Iran is emerging from international isolation, not with former partners in Western nations but with countries in the Eurasia region, Asia, other Middle Eastern states, and Africa. Over the past year, Iran has joined, or has secured an agreement to join, several important geopolitical and trade organisations which will help it expand trade and investment cooperation and allow it to have a voice in issues of importance to the Republic:
These new political ties are expected to result in more bilateral trade volumes and co-investment opportunities. However, the latter will continue to move slowly so long as the US threatens secondary sanctions on those violating the existing sanctions regime.
Relations with the West remain as cold as ever although at least the rhetoric between Tehran and Washington is calmer than it used to be, as Washington and Tehran moved towards the recent exchange of prisoners and has been easing back on actions to enforce the ban on Iranian oil exports.
Russia has significantly increased political engagement with Iran and both sides have said they are working on a comprehensive agreement aimed at expanding bilateral trade and investment. The auto-manufacturing sector is one area of growing cooperation and some deals have been made in the oil and gas sector, although a long way short of the $30bn worth of projects agreed over 12 months ago.
Iran is a very strategic location when it comes to the rapidly expanding cargo routes in and around Central Asia and the Caspian. China, Uzbekistan, and others are planning to use Bandar Abbas or Chabahar port to access the Indian Ocean. Currently, these routes must go by Turkmenistan, but the hope is to get safe access across Afghanistan. However, the major new route is the International North-South Transport Corridor (INSTC) which links Russia with India, via Chabahar and a ferry link to Mumbai. This route also allows Iran much greater access to India and both Russia and the other transit countries.
But, despite the recent apparent easing of rhetoric there is almost no hope that the Joint Comprehensive Plan of Action (JCPOA) deal can be revived, especially ahead of the US Presidential election in November 2024. Iran has reportedly raised enrichment to 60% and officials made clear there is no going back on this program.
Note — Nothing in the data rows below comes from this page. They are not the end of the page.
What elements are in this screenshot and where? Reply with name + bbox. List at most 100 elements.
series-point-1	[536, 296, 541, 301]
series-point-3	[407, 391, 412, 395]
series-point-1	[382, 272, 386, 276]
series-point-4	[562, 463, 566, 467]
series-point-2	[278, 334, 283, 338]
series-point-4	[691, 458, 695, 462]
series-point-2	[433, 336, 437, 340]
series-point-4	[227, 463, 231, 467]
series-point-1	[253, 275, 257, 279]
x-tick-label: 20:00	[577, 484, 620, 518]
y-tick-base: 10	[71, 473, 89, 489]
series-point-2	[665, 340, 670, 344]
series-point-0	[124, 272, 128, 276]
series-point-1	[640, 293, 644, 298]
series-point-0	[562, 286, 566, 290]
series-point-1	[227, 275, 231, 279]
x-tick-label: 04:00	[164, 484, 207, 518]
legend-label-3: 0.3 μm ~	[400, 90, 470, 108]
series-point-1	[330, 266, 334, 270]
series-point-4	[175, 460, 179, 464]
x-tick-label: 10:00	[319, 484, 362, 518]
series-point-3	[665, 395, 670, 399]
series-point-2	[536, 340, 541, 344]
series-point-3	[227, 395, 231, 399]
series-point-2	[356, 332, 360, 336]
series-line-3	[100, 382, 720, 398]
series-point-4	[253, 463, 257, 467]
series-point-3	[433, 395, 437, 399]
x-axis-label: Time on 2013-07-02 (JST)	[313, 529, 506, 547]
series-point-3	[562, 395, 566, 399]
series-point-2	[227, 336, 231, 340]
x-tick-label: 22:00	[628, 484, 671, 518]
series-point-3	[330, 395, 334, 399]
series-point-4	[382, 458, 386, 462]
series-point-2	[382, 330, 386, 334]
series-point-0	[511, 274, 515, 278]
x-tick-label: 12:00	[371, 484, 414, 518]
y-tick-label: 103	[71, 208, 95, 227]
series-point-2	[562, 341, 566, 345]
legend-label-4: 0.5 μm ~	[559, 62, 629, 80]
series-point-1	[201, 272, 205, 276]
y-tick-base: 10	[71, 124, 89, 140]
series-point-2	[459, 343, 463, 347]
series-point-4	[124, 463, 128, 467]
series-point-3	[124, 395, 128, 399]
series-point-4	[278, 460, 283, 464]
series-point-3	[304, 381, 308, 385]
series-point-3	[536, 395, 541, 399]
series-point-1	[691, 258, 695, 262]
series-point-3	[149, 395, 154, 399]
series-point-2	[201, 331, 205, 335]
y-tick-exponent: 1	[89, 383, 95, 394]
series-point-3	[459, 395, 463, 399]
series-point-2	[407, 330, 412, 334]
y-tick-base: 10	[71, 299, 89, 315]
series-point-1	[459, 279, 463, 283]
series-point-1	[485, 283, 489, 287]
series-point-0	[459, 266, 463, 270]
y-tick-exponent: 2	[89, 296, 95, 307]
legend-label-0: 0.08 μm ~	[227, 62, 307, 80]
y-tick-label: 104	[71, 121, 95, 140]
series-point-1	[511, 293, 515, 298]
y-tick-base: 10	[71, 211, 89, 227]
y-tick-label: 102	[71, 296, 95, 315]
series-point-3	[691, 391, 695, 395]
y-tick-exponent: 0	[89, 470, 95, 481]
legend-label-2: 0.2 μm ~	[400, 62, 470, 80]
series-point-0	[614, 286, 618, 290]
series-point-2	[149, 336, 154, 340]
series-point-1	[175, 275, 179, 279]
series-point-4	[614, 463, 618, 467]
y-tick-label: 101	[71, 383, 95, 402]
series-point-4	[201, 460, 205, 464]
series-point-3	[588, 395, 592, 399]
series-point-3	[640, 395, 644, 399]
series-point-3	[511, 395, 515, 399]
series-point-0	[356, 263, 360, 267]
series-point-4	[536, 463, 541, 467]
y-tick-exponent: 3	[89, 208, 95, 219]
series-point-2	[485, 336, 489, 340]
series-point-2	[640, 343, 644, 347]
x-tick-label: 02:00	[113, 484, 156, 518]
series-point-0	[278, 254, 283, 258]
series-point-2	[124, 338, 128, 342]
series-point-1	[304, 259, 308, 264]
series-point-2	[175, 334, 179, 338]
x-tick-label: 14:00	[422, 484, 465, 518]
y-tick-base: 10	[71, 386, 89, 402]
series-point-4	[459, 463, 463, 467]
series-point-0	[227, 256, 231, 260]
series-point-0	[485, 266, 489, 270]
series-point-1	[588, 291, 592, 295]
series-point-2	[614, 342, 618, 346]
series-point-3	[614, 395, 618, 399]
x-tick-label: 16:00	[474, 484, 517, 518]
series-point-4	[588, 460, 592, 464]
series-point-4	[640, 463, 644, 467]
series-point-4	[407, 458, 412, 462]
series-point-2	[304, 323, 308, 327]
The UK, France, and Germany said they will maintain the weapons embargo against Iran after the international ban ends in mid-October.
That said, there appears to be some willingness to try and secure a new agreement. President Raisi and Supreme Leader Khamenei have said they hope some format of a new deal can be agreed with the JCPOA partners which would accept the current reality of the enrichment process and allow some sanctions easing. Contacts between Iran and the International Atomic Agency have improved. The fact the US has eased back on its previous tight enforcement of sanctions against oil exports may indicate some opportunity for progress, even without a return to the previous JCPOA agreement.
The economy is now more stable, the “street-exchange rate” is more stable, and inflation, although still close to 40% y/y, is slowly declining from the peak of over 50% at the end of the Persian year (March 20). The Central Bank is much more proactively taking action to curb currency speculation and illegal currency movements. Export receipts are rising steadily and helping to fund other economic programs. Oil exports reached almost 1.9mn barrels per day in August and the value of petrochemical exports continues to rise steadily. President Raisi recently inaugurated phase 11 of the Iranian side of giant Pars gas field (which it shares with Qatar) which will allow the country to eventually build LNG export infrastructure.
In contrast to the optimism about Iran’s new geopolitical engagements and trade expansion, the government’s suppression of political and social freedoms is as bad as ever – if anything, much worse. The state has much greater control over the internet and has taken a hard line against any official or educator they suspect of having sympathy for the protestors. This will make it difficult for most international investors to engage with the current regime, even if sanctions risk were to moderate or decline.
The other major domestic threat to economic revival is from the shrinking water supply because of a combination of 1) several straight years of drought, 2) the damage caused by dam construction, and 3) restrictions on water supply from the Helmand River caused by actions taken in Afghanistan.
A shortage of drinking water has already led to fatal clashes in some provinces. Agriculture output has also been affected. In May this year, several soldiers were killed in a clash over the Helmand River with the Taliban. These incidents are expected to get worse and more frequent as the water crisis seems inevitably to worsen.
Are There Investment Opportunities? Most major companies and investors (including those from countries not applying Western sanctions) are avoiding Iran for fear of secondary sanctions risk. The question is whether companies from these countries now improving political ties with Iran – such as Russia and others in BRICS - will start to engage more directly with Iran. Russian and Chinese companies are starting to appear in Iran (autos, aircraft, and energy for the former and chemicals for the latter).
If / when sanctions risk eases, the major areas of interest will be in the gas sector, petrochemicals, transport sectors, machine building, and agriculture. The consumer sector, serving a population of almost 90mn, will also be of interest when the risk of doing business eases. But, until secondary sanctions risk eases, it is more likely that the more obvious investors and partners will come from Russia and China. Others, especially in the expanded BRICS, will be eager to follow.